Shortly after midnight on 23 July 1916, those men of the 1st Division AIF who were to form the first wave in the assault on Pozières crept from their trenches into no man’s land, and formed up in readiness for the attack. They lay in silent rows, as close as possible to the line on which the artillery barrage would fall, waiting for the order to advance. At thirty minutes after midnight the barrage crashed down onto the first line of German trenches, with the flashes of the shellfire lighting up the night sky for some 30 kilometres around the target area.

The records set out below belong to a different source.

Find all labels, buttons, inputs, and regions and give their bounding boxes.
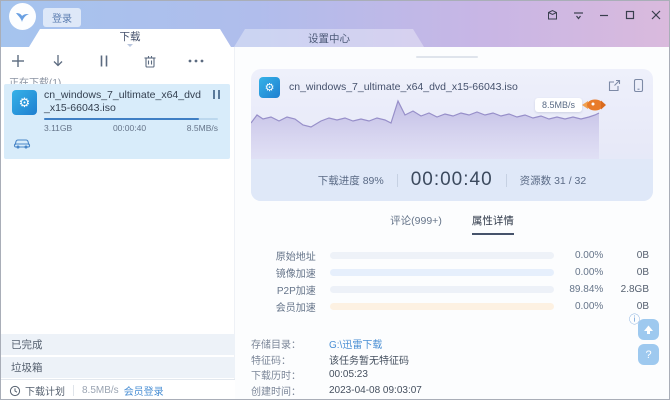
- task-file-name: cn_windows_7_ultimate_x64_dvd_x15-66043.…: [44, 89, 202, 115]
- close-button[interactable]: [647, 6, 665, 24]
- help-button[interactable]: ?: [638, 344, 659, 365]
- iso-file-icon: ⚙: [12, 90, 37, 115]
- footer-divider: [73, 385, 74, 396]
- tab-download-label: 下载: [120, 29, 141, 44]
- scroll-top-button[interactable]: [638, 319, 659, 340]
- task-progress-fill: [44, 118, 199, 120]
- login-button[interactable]: 登录: [43, 8, 81, 27]
- resources-stat: 资源数 31 / 32: [520, 173, 587, 188]
- speed-trial-car-icon[interactable]: [13, 137, 31, 152]
- accel-row-member: 会员加速 0.00% 0B: [251, 298, 649, 315]
- property-detail-list: 存储目录： G:\迅雷下载 特征码： 该任务暂无特征码 下载历时： 00:05:…: [251, 336, 653, 398]
- maximize-button[interactable]: [621, 6, 639, 24]
- detail-row-duration: 下载历时： 00:05:23: [251, 367, 653, 383]
- skin-icon[interactable]: [543, 6, 561, 24]
- task-size: 3.11GB: [44, 123, 72, 133]
- accel-row-mirror: 镜像加速 0.00% 0B: [251, 264, 649, 281]
- trash-label: 垃圾箱: [11, 360, 43, 375]
- task-stats-bar: 下载进度 89% 00:00:40 资源数 31 / 32: [251, 159, 653, 201]
- app-window: 登录 下载: [0, 0, 670, 400]
- download-plan-button[interactable]: 下载计划: [25, 383, 65, 398]
- collapse-handle[interactable]: [416, 56, 478, 58]
- minimize-button[interactable]: [595, 6, 613, 24]
- delete-task-button[interactable]: [127, 54, 173, 68]
- send-to-phone-icon[interactable]: [632, 78, 645, 96]
- download-task-item[interactable]: ⚙ cn_windows_7_ultimate_x64_dvd_x15-6604…: [4, 84, 230, 159]
- detail-row-signature: 特征码： 该任务暂无特征码: [251, 352, 653, 368]
- sidebar-item-trash[interactable]: 垃圾箱: [1, 357, 235, 378]
- elapsed-time: 00:00:40: [411, 169, 493, 191]
- tab-settings-label: 设置中心: [308, 31, 350, 46]
- more-actions-button[interactable]: [173, 59, 219, 63]
- start-all-button[interactable]: [35, 54, 81, 68]
- pause-all-button[interactable]: [81, 54, 127, 68]
- sidebar: 正在下载(1) ⚙ cn_windows_7_ultimate_x64_dvd_…: [1, 47, 235, 400]
- acceleration-list: 原始地址 0.00% 0B 镜像加速 0.00% 0B P2P加速 89.84%…: [251, 247, 649, 315]
- task-speed: 8.5MB/s: [187, 123, 218, 133]
- add-task-button[interactable]: [1, 54, 35, 68]
- accel-bar: [330, 252, 555, 259]
- accel-bar: [330, 303, 555, 310]
- tab-comments[interactable]: 评论(999+): [390, 213, 442, 235]
- detail-row-directory: 存储目录： G:\迅雷下载: [251, 336, 653, 352]
- detail-row-created: 创建时间： 2023-04-08 09:03:07: [251, 383, 653, 399]
- task-toolbar: [1, 49, 235, 73]
- accel-row-p2p: P2P加速 89.84% 2.8GB: [251, 281, 649, 298]
- open-folder-icon[interactable]: [607, 78, 622, 96]
- tab-settings-center[interactable]: 设置中心: [234, 29, 424, 47]
- bird-logo-icon: [14, 8, 31, 25]
- accel-row-origin: 原始地址 0.00% 0B: [251, 247, 649, 264]
- accel-bar: [330, 269, 555, 276]
- detail-tabs: 评论(999+) 属性详情: [251, 213, 653, 235]
- tab-property-details[interactable]: 属性详情: [472, 213, 514, 235]
- storage-directory-link[interactable]: G:\迅雷下载: [329, 336, 382, 351]
- speed-tooltip: 8.5MB/s: [535, 98, 582, 112]
- iso-file-icon: ⚙: [259, 77, 280, 98]
- main-panel: ⚙ cn_windows_7_ultimate_x64_dvd_x15-6604…: [235, 47, 670, 400]
- completed-label: 已完成: [11, 337, 43, 352]
- detail-file-name: cn_windows_7_ultimate_x64_dvd_x15-66043.…: [289, 81, 597, 93]
- global-speed-text: 8.5MB/s: [82, 385, 119, 396]
- progress-stat: 下载进度 89%: [318, 173, 384, 188]
- task-progress-bar: [44, 118, 218, 120]
- clock-icon: [9, 385, 21, 397]
- sidebar-item-completed[interactable]: 已完成: [1, 334, 235, 355]
- sidebar-footer: 下载计划 8.5MB/s 会员登录: [1, 379, 235, 400]
- tab-download[interactable]: 下载: [29, 29, 231, 47]
- task-elapsed: 00:00:40: [113, 123, 146, 133]
- pause-task-button[interactable]: [213, 90, 220, 99]
- app-logo[interactable]: [9, 3, 36, 30]
- accel-bar: [330, 286, 555, 293]
- rocket-icon: [581, 97, 607, 116]
- task-detail-card: ⚙ cn_windows_7_ultimate_x64_dvd_x15-6604…: [251, 69, 653, 201]
- task-stats: 3.11GB 00:00:40 8.5MB/s: [44, 123, 218, 133]
- member-login-link[interactable]: 会员登录: [124, 383, 164, 398]
- titlebar: 登录 下载: [1, 1, 670, 47]
- dropdown-menu-icon[interactable]: [569, 6, 587, 24]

C.E.W. Bean later described the artillery bombardment as ‘famous even among the many famous bombardments on the Western Front’. To Major John Harris, waiting with his men of the 3rd Battalion in the second wave, the German front line was marked by ‘an almost continuous wall of fire, with shrapnel bursting overhead and H[igh] E[xplosive] along the line of the trench’. Lieutenant Ben Champion, waiting with his men in no man’s land, watched as ‘mortars and large shells glowed red as they fell’ while the ground beneath them ‘shook under the force of the barrage, [and] the concussion from the shellfire made men’s ears ring’. In the reserve line, Lieutenant John Bourke of the 8th Battalion believed that no description of the bombardment, however realistic, could give any idea of what it was like. Nevertheless, he tried, recording that he could feel the ground shake with the thunder of the guns, ‘while the whole battle line was lit up as bright as day with the thousands of rockets, flares, and flashlights of every colour’. It was hardly surprising that the waiting men, instead of remaining spaced apart, began to bunch together in groups, and ‘no motioning from the officers and NCOs could keep them apart’.